The new approach, which has been approved by the FDA, is known as the GammaTile. It uses brachytherapy, or small therapeutic radiation seeds, that are introduced to the site of the tumor during surgery. These seeds are then absorbed by a patient’s body naturally to treat recurrent and malignant brain tumors such as meningiomas, glioblastomas and gliomas.
Each seed contains a dose of radiation that is held in a collagen tile; the seeds work together to deliver targeted and precise radiation therapy. Once the radiation is delivered, it begins to target cancerous cells in the region where the tumor may likely regrow.
The seed is absorbed into the body after the radiation is released. A trial that evaluated the therapy’s effectiveness found that this novel approach afforded patients almost two times as many months tumor free. This is in comparison to previous therapies administered in patients with brain tumors located in the same region.
The currently used standard of care for brain tumor patients entails the removal of tumors surgically. This is followed by supplemental therapy, which includes chemotherapy and radiation. Conventional radiation is usually delivered in doses, which can be administered over a several-week period.
Parag Sanghyi, a Moores Cancer Center radiation oncologist, stated that the radiation sessions which brain cancer patients underwent could be time consuming and stressful.

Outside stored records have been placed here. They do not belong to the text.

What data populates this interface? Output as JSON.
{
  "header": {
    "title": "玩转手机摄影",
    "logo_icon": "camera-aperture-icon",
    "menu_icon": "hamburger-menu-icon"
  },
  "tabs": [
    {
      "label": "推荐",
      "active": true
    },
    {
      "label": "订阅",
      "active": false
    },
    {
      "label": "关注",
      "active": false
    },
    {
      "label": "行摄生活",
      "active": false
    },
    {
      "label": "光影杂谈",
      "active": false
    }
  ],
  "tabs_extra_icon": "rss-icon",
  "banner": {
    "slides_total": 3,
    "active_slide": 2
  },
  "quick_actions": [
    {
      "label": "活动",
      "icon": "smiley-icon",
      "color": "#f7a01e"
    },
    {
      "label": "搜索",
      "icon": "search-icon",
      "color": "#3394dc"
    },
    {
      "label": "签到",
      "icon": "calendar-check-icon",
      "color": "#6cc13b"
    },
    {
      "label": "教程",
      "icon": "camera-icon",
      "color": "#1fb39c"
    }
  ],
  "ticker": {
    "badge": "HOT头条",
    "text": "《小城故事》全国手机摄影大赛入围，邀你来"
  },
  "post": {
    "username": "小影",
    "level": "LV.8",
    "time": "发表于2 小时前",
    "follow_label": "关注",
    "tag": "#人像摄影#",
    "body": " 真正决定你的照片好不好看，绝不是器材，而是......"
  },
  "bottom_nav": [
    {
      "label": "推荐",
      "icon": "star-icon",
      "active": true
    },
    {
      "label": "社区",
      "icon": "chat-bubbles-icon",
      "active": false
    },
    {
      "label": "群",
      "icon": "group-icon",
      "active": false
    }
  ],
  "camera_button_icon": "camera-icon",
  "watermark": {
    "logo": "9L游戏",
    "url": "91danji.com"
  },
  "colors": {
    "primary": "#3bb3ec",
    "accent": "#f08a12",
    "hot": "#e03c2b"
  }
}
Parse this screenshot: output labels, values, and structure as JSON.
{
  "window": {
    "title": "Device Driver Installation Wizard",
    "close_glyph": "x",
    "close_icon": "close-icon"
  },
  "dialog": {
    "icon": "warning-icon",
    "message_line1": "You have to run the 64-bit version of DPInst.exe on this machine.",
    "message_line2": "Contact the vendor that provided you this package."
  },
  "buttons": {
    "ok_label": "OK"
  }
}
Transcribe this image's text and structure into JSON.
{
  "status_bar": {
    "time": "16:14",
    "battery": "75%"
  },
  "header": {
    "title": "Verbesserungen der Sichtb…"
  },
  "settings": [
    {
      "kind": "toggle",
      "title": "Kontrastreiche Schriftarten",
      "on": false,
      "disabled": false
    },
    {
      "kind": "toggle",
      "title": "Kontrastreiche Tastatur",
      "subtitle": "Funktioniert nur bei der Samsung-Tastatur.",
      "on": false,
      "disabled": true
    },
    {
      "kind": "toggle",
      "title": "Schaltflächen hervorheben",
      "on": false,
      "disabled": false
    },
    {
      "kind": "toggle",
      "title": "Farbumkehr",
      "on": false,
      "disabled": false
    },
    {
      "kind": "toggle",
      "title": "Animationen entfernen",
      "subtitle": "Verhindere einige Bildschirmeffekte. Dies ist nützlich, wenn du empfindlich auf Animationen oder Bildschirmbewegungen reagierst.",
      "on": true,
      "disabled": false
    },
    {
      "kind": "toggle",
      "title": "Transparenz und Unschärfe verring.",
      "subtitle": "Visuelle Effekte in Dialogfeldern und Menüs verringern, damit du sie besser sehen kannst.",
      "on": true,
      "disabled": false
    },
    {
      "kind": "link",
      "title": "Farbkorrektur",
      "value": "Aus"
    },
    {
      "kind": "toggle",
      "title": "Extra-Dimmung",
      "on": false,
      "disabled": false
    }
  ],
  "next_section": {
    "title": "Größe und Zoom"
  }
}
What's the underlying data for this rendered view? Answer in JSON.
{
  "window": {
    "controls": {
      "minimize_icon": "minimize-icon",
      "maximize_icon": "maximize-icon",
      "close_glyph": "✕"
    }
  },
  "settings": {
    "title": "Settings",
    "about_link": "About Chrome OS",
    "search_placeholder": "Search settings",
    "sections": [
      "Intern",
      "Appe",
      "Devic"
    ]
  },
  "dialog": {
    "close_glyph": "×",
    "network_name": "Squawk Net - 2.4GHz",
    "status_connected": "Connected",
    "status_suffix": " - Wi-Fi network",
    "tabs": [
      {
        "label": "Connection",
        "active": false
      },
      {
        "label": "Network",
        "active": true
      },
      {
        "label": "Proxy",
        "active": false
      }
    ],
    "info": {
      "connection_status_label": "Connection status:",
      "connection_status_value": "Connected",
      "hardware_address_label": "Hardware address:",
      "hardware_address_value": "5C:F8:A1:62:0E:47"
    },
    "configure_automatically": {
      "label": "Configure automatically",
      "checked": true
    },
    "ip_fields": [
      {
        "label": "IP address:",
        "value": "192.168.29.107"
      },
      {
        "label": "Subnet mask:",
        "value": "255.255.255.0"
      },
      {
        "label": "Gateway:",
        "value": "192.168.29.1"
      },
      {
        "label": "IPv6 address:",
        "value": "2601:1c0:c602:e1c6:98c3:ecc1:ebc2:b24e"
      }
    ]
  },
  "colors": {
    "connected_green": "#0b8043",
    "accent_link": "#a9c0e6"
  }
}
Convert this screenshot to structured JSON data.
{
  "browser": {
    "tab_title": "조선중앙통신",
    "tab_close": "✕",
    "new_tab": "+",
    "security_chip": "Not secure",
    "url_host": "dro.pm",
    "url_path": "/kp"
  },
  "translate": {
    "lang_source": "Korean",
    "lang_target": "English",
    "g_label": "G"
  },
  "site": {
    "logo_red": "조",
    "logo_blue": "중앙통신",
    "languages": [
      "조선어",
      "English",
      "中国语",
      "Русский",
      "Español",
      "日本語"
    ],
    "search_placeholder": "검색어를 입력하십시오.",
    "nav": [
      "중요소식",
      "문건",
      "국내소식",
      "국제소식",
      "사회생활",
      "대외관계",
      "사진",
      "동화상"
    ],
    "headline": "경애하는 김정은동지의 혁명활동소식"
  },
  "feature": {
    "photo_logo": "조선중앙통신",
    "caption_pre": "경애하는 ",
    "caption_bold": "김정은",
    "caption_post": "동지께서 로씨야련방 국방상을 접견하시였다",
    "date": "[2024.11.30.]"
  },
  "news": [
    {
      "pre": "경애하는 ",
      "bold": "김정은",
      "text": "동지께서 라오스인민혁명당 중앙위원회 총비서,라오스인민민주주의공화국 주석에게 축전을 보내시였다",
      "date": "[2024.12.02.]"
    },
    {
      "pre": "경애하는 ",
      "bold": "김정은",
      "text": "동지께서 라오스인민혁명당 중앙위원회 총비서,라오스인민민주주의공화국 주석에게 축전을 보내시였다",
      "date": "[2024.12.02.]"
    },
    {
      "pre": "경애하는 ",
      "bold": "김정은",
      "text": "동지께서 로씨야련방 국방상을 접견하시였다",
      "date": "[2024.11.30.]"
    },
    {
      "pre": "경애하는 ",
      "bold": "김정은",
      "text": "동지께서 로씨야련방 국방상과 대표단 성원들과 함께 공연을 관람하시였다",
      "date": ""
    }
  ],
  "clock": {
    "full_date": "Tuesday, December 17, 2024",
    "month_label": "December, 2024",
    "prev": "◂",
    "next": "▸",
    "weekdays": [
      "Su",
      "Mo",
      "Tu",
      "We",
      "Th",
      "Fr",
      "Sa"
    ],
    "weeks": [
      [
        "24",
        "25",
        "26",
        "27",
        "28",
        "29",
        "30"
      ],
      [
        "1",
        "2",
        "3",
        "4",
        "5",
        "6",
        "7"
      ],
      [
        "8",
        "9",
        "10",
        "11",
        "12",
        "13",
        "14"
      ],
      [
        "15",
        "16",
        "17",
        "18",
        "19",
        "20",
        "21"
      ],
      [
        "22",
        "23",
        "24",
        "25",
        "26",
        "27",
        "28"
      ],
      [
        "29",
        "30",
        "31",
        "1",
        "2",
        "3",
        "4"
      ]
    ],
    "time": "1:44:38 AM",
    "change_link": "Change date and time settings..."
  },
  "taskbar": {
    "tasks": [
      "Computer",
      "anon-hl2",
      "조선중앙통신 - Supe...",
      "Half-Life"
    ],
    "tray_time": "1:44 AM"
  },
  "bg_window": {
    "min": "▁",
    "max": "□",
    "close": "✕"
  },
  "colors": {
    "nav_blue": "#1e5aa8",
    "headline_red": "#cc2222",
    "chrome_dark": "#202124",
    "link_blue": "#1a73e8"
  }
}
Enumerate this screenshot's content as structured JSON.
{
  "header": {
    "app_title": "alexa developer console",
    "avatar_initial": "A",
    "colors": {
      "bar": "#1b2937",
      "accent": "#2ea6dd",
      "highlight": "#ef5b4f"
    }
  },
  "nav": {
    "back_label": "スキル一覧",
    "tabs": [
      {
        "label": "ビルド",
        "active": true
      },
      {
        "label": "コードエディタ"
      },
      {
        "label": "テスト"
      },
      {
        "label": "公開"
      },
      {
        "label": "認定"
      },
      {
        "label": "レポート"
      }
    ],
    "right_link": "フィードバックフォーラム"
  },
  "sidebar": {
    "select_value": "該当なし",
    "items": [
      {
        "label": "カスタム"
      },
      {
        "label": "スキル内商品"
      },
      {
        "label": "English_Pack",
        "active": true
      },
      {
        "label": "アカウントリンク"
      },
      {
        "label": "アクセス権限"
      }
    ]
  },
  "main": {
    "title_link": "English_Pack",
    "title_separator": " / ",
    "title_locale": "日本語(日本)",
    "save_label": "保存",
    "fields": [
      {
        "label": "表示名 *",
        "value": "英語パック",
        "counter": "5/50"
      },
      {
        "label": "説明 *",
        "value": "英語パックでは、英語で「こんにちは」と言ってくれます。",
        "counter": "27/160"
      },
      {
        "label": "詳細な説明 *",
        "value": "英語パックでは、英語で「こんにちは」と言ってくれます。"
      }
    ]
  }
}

Sanghyi noted that the center’s novel radiation therapy would allow experts to offer an alternative treatment option to some patients with brain tumors that recur, adding that the therapy would minimize additional radiation dosage to brain tissue that had received radiation therapy previously.
The team of experts at the Moores Cancer Center offers extensive treatment options for cancers of the skin, head and neck, an d breast, as well gynecologic cancers, ocular melanomas and sarcomas.
UC San Diego is committed to providing patients who have brain cancer with the most effective and innovative treatments available. The hospital is ranked the 20th and 21st for cancer and neurosurgery and neurology care respectively, out of more than 4,500 hospitals in America.
Other companies, such as CNS Pharmaceuticals Inc. (NASDAQ: CNSP), are also making headway in developing cancer therapies that are organ specific. There is hope that the grim prognoses faced by brain cancer patients will change for the better as these novel treatments are approved by the FDA and made available to those who need them.